T he alarm wailed, a shrill counterpoint to the throbbing pain behind my eyes. My vision fractured into jagged pieces, like looking through broken glass. Shadows moved at the edges—guards, automatons, danger.

I blinked hard, trying to force clarity, but the world remained a shifting mosaic. Light sources burned too brightly, casting painful halos while shadows deepened into impenetrable voids.

“We need to move,” Ravik murmured close to my ear, his voice tethered to reality when everything else floated away. His breath was warm against my skin, the subtle scent of his blue-skinned species—something like copper and mountain herbs—oddly reassuring. “Final gate ahead.”

I nodded, instantly regretting the movement as fresh pain lanced through my skull. The interface with the central node had exacted its price.

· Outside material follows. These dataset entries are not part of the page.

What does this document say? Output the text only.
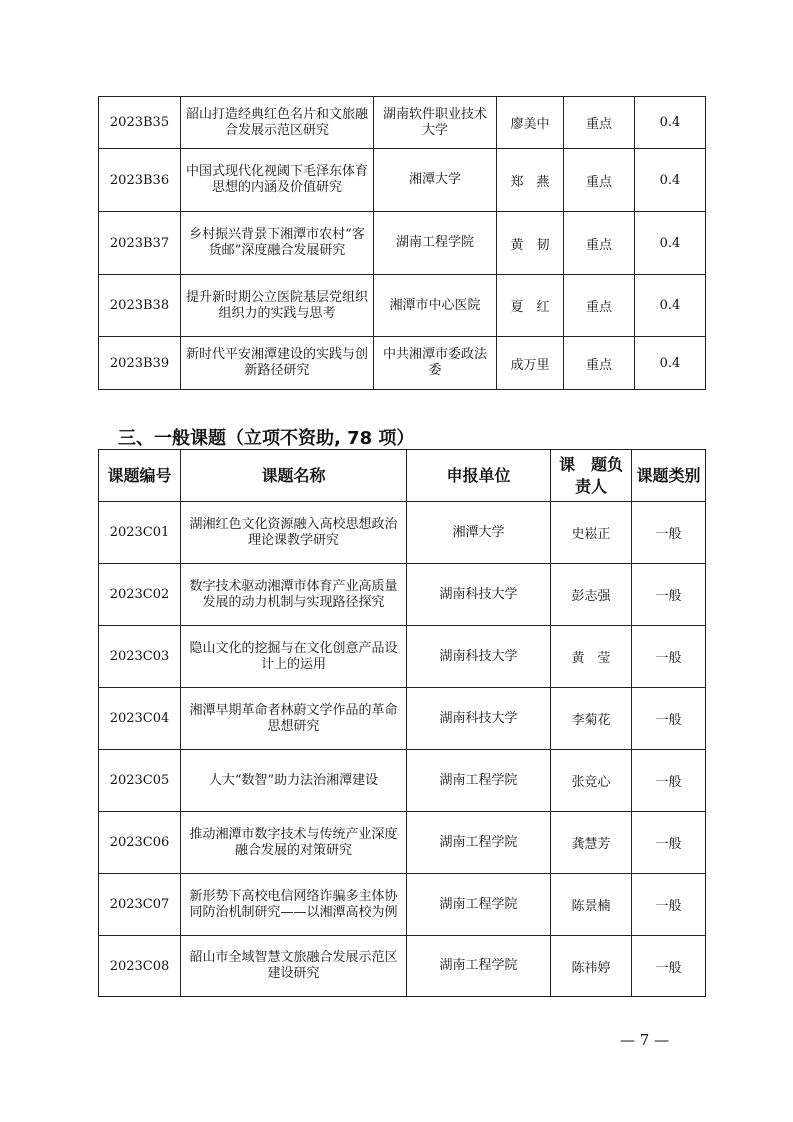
2023B35	韶山打造经典红色名片和文旅融合发展示范区研究	湖南软件职业技术大学	廖美中	重点	0.4
2023B36	中国式现代化视阈下毛泽东体育思想的内涵及价值研究	湘潭大学	郑　燕	重点	0.4
2023B37	乡村振兴背景下湘潭市农村“客货邮”深度融合发展研究	湖南工程学院	黄　韧	重点	0.4
2023B38	提升新时期公立医院基层党组织组织力的实践与思考	湘潭市中心医院	夏　红	重点	0.4
2023B39	新时代平安湘潭建设的实践与创新路径研究	中共湘潭市委政法委	成万里	重点	0.4
三、一般课题（立项不资助, 78 项）
课题编号	课题名称	申报单位	课　题负责人	课题类别
2023C01	湖湘红色文化资源融入高校思想政治理论课教学研究	湘潭大学	史崧正	一般
2023C02	数字技术驱动湘潭市体育产业高质量发展的动力机制与实现路径探究	湖南科技大学	彭志强	一般
2023C03	隐山文化的挖掘与在文化创意产品设计上的运用	湖南科技大学	黄　莹	一般
2023C04	湘潭早期革命者林蔚文学作品的革命思想研究	湖南科技大学	李菊花	一般
2023C05	人大“数智”助力法治湘潭建设	湖南工程学院	张竞心	一般
2023C06	推动湘潭市数字技术与传统产业深度融合发展的对策研究	湖南工程学院	龚慧芳	一般
2023C07	新形势下高校电信网络诈骗多主体协同防治机制研究——以湘潭高校为例	湖南工程学院	陈景楠	一般
2023C08	韶山市全域智慧文旅融合发展示范区建设研究	湖南工程学院	陈祎婷	一般
— 7 —
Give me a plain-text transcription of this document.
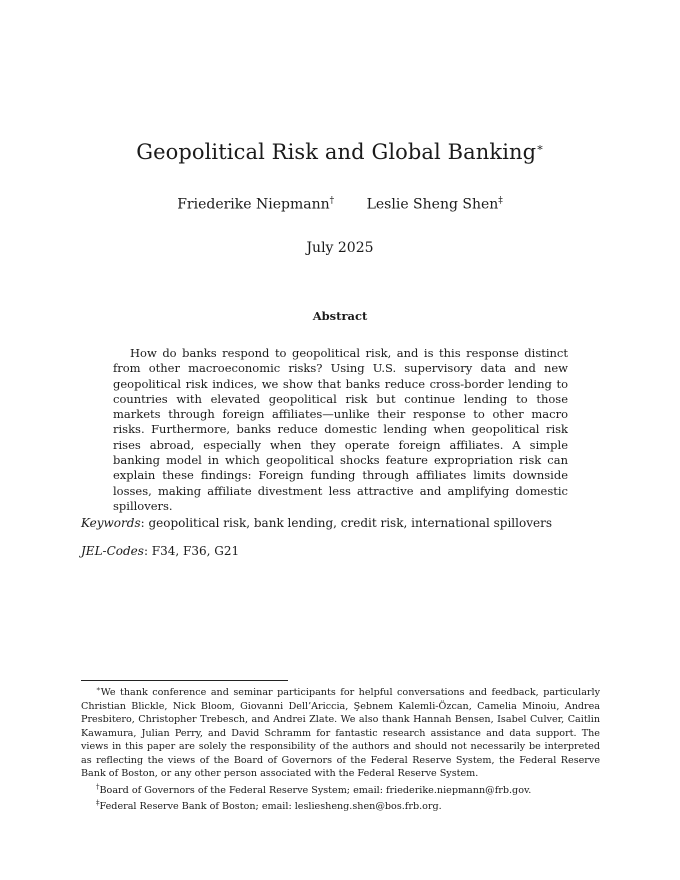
Geopolitical Risk and Global Banking∗
Friederike Niepmann† Leslie Sheng Shen‡
July 2025
Abstract
How do banks respond to geopolitical risk, and is this response distinct from other macroeconomic risks? Using U.S. supervisory data and new geopolitical risk indices, we show that banks reduce cross-border lending to countries with elevated geopolitical risk but continue lending to those markets through foreign affiliates—unlike their response to other macro risks. Furthermore, banks reduce domestic lending when geopolitical risk rises abroad, especially when they operate foreign affiliates. A simple banking model in which geopolitical shocks feature expropriation risk can explain these findings: Foreign funding through affiliates limits downside losses, making affiliate divestment less attractive and amplifying domestic spillovers.
Keywords: geopolitical risk, bank lending, credit risk, international spillovers
JEL-Codes: F34, F36, G21

∗We thank conference and seminar participants for helpful conversations and feedback, particularly Christian Blickle, Nick Bloom, Giovanni Dell’Ariccia, Şebnem Kalemli-Özcan, Camelia Minoiu, Andrea Presbitero, Christopher Trebesch, and Andrei Zlate. We also thank Hannah Bensen, Isabel Culver, Caitlin Kawamura, Julian Perry, and David Schramm for fantastic research assistance and data support. The views in this paper are solely the responsibility of the authors and should not necessarily be interpreted as reflecting the views of the Board of Governors of the Federal Reserve System, the Federal Reserve Bank of Boston, or any other person associated with the Federal Reserve System.

†Board of Governors of the Federal Reserve System; email: friederike.niepmann@frb.gov.

‡Federal Reserve Bank of Boston; email: lesliesheng.shen@bos.frb.org.
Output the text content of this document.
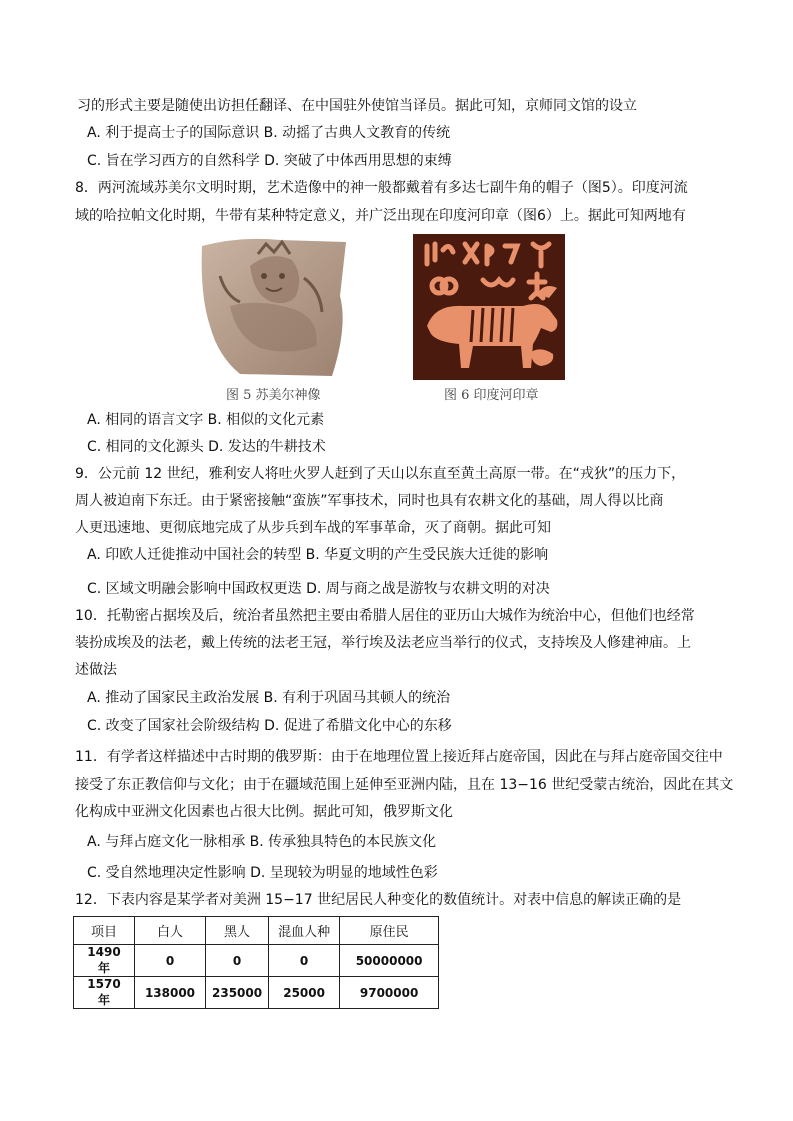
习的形式主要是随使出访担任翻译、在中国驻外使馆当译员。据此可知，京师同文馆的设立
A. 利于提高士子的国际意识 B. 动摇了古典人文教育的传统
C. 旨在学习西方的自然科学 D. 突破了中体西用思想的束缚
8．两河流域苏美尔文明时期，艺术造像中的神一般都戴着有多达七副牛角的帽子（图5）。印度河流
域的哈拉帕文化时期，牛带有某种特定意义，并广泛出现在印度河印章（图6）上。据此可知两地有
图 5 苏美尔神像	图 6 印度河印章
A. 相同的语言文字 B. 相似的文化元素
C. 相同的文化源头 D. 发达的牛耕技术
9．公元前 12 世纪，雅利安人将吐火罗人赶到了天山以东直至黄土高原一带。在“戎狄”的压力下，
周人被迫南下东迁。由于紧密接触“蛮族”军事技术，同时也具有农耕文化的基础，周人得以比商
人更迅速地、更彻底地完成了从步兵到车战的军事革命，灭了商朝。据此可知
A. 印欧人迁徙推动中国社会的转型 B. 华夏文明的产生受民族大迁徙的影响
C. 区域文明融会影响中国政权更迭 D. 周与商之战是游牧与农耕文明的对决
10．托勒密占据埃及后，统治者虽然把主要由希腊人居住的亚历山大城作为统治中心，但他们也经常
装扮成埃及的法老，戴上传统的法老王冠，举行埃及法老应当举行的仪式，支持埃及人修建神庙。上
述做法
A. 推动了国家民主政治发展 B. 有利于巩固马其顿人的统治
C. 改变了国家社会阶级结构 D. 促进了希腊文化中心的东移
11．有学者这样描述中古时期的俄罗斯：由于在地理位置上接近拜占庭帝国，因此在与拜占庭帝国交往中
接受了东正教信仰与文化；由于在疆域范围上延伸至亚洲内陆，且在 13−16 世纪受蒙古统治，因此在其文
化构成中亚洲文化因素也占很大比例。据此可知，俄罗斯文化
A. 与拜占庭文化一脉相承 B. 传承独具特色的本民族文化
C. 受自然地理决定性影响 D. 呈现较为明显的地域性色彩
12．下表内容是某学者对美洲 15−17 世纪居民人种变化的数值统计。对表中信息的解读正确的是
项目	白人	黑人	混血人种	原住民
1490 年	0	0	0	50000000
1570 年	138000	235000	25000	9700000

The system had fought back, a surge of protective energy flooding my markings and traveling straight to my optic nerves.

Worth it for our freedom, for the data we’d stolen, but my sight was the collateral.

“How bad?” Ravik asked, his tail flicking with concern. The bond between us thrummed, his steady presence an anchor in the storm of pain and confusion.

“Bad enough,” I admitted, feeling no need to pretend. The bond carried truth whether I voiced it or not. “But the markings still work.”

Through them, I could sense the gate systems ahead—a complex lattice of energy that my eyes couldn’t see. Every circuit, every power node, every security protocol registered as distinct patterns against my skin.

The corridor swayed beneath my feet. Ravik’s arm circled my waist, steadying me. I felt his concern, his determination, his absolute focus on getting us out through the bond.

“I can’t physically interface,” I whispered, feeling the weight of the datapad in my hands. We’d stolen it during our initial escape, a backup plan I never thought we’d need. “But I think I can bypass remotely.”

Ravik’s hand closed over mine, guiding me forward. The warmth of his blue skin contrasted with the cool metal of the terminal we approached. His tail wrapped lightly around my ankle.

“Tell me where,” he said, no question in his voice. Just trust.

I swallowed hard, the significance of that trust not lost on me. It felt like a lifetime ago when this Nyxari warrior had viewed me as a contaminated threat, a marked human female who embodied everything his clan had taught him to fear.

Now he was my eyes. And quickly becoming far more…

“The access port should be on the right side of the terminal,” I said, focusing on the energy signature rather than the blurred shapes before me.

Through my markings, I could feel the faint electromagnetic pulse of the port.

“About mid-way up. I need to connect the salvaged datapad. Then I can feel my way through.”

His fingers guided mine to the port, the pressure of his touch gentle despite the urgency of our situation. The connection snapped into place with a faint click that seemed to travel directly through my markings.

I closed my eyes entirely, finding it easier to navigate by the silver electricity flowing through me than with my damaged vision.

The system unfolded in my mind—not seen but felt, a three-dimensional schematic of energy pathways and security protocols. Complex but comprehensible.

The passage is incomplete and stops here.